Justice climatique : les limites de l’action en responsabilité civile délictuelle
Les juridictions sont régulièrement saisies d’actions visant à engager la responsabilité civile délictuelle d’États ou d’entreprises, fondées sur le comportement imprudent ou négligent de ces derniers. En témoignent les récentes décisions rendues par les juridictions néerlandaises et belges (cf. LJA 1493). Particulièrement innovantes quant à l’interprétation qu’elles font du droit commun de la responsabilité civile, leur portée demeure toutefois limitée, faute de sanction mise en œuvre. La création d’outils juridiques spécifiquement adaptés à la lutte contre le dérèglement climatique apparaît donc nécessaire.
Après les condamnations de l’État néerlandais, puis du groupe pétrolier Shell, à réduire leurs émissions de gaz à effet de serre sur le fondement de l’article 162 du Code civil néerlandais, (équivalent de notre article 1240), le tribunal de Bruxelles a condamné le 17 juin dernier l’État et les régions fédérales belges aux motifs que, « dans la poursuite de leur politique climatique », les défendeurs ne se comportaient pas « comme des autorités normalement prudentes et diligentes, ce qui constitue une faute au sens de l’article 1382 du Code civil », texte dont la lettre est rigoureusement identique à l’ancien article 1382 du Code Napoléon, devenu 1240.

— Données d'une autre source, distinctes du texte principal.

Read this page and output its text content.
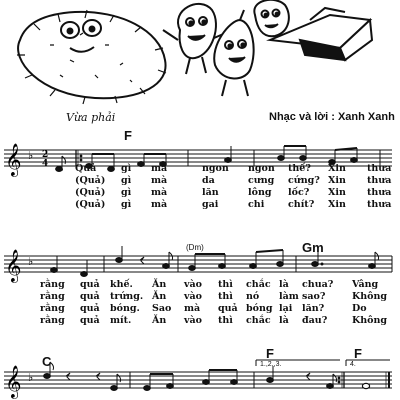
Vừa phải	Nhạc và lời : Xanh Xanh
𝄞 ♭ 2
4
F
Quả	gì mà	ngon ngon thế? Xin thưa
(Quả) gì mà	da	cưng cứng? Xin thưa
(Quả) gì mà	lăn	lông lốc? Xin thưa
(Quả) gì mà	gai	chi chít? Xin thưa
𝄞 ♭
(Dm)	Gm
rằng quả khế. Ăn vào thì chắc là chua? Vâng
rằng quả trứng. Ăn vào thì nó làm sao?	Không
rằng quả bóng. Sao mà quả bóng lại lăn?	Do
rằng quả mít. Ăn vào thì chắc là đau?	Không
𝄞 ♭
C
F	F
1.,2.,3.	4.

Ces décisions constituent des avancées juridiques majeures en ce qu’elles transforment le droit commun de la responsabilité civile en outil de lutte contre le dérèglement climatique. Toutefois, elles font également apparaître les limites de l’outil.
En premier lieu, les décisions rendues n’ont débouché sur aucune sanction concrète, mais seulement sur des injonctions faites aux défendeurs de modifier leur comportement.
Et pour cause, la responsabilité civile délictuelle revêt une fonction réparatrice.
La sanction de l’auteur d’un comportement fautif ne peut donc intervenir que postérieurement à la réalisation du dommage qui en résulte, cette sanction consistant à réparer intégralement celui-ci.
Or, l’enjeu n’est pas de réparer les conséquences à venir du dérèglement climatique, mais de prévenir sa survenance.
En second lieu, ces décisions révèlent aussi les difficultés auxquelles seront confrontées les juridictions qui devront statuer sur des demandes de réparation de dommages ayant pour fait générateur le défaut de réduction, par un État ou une entreprise, de ses émissions de gaz à effet de serre.
Démontrer que la destruction d’un bien engendrée par la submersion d’un littoral résulte, de manière certaine, des carences de tel État ou entreprise dans la mise en œuvre de sa politique climatique semble pour le moins difficile.
Répartir la charge finale de la dette entre les différentes parties condamnées, à proportion de leur rôle contributif dans la réalisation du dommage, le semble également.
Devant le tribunal de Bruxelles, les demandeurs, cherchant à s’affranchir des contraintes liées aux conditions de mise en œuvre de la responsabilité civile délictuelle, ont tenté de recourir au mécanisme de l’astreinte, faisant ainsi peser sur les défendeurs la menace d’une sanction dont le principe et le quantum sont indépendants de la réalisation d’un dommage.
Les juges ont toutefois rejeté cette demande.
La responsabilité civile délictuelle apparaît donc, en raison des conditions de sa mise en œuvre, comme peu adaptée pour lutter contre le dérèglement climatique.
En outre, dévoyer des leviers juridiques existants, tels que l’astreinte, pour sanctionner des acteurs refusant d’adopter des politiques (publiques ou d’entreprise) compatibles avec les objectifs de l’accord de Paris ne semble pas satisfaisant.
La réduction du volume des émissions de gaz à effet de serre passera nécessairement par la création de nouvelles normes, dont le non-respect devra faire l’objet de sanctions dissuasives, dans le respect du principe de légalité des délits et des peines.